Lui, ne sentait rien. Il resta surpris.
– Ferme la fenêtre, si cela t’amuse, répondit-il enfin. Seulement, nous manquerons d’air.
En effet, on étouffa. C’était un dîner de famille, fort simple. Après le potage, dès que la bonne eut servi le bouilli, l’oncle en vint fatalement aux gens d’en face. Il se montra d’abord très tolérant, il permettait à sa nièce d’avoir une opinion différente.
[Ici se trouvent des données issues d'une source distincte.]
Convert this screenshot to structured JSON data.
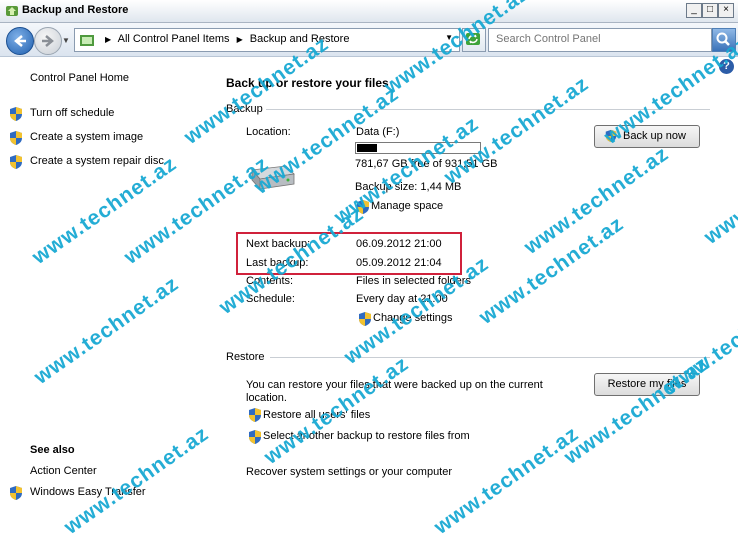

– Mon Dieu! tu es bien libre de soutenir ces grandes chabraques de maisons… Chacun son idée, ma fille… Du moment que ça ne t’a pas dégoûtée d’être salement flanquée à la porte, c’est que tu dois avoir des raisons solides pour les aimer; et tu y rentrerais, vois-tu, que je ne t’en voudrais pas du tout… N’est-ce pas? personne ici ne lui en voudrait.
– Oh! non, murmura Mme Baudu.
Denise, posément, dit ses raisons, comme elle les disait chez Robineau: l’évolution logique du commerce, les nécessités des temps modernes, la grandeur de ces nouvelles créations, enfin le bien-être croissant du public. Baudu, les yeux arrondis, la bouche épaisse, l’écoutait, avec une visible tension d’intelligence. Puis, quand elle eut terminé, il secoua la tête.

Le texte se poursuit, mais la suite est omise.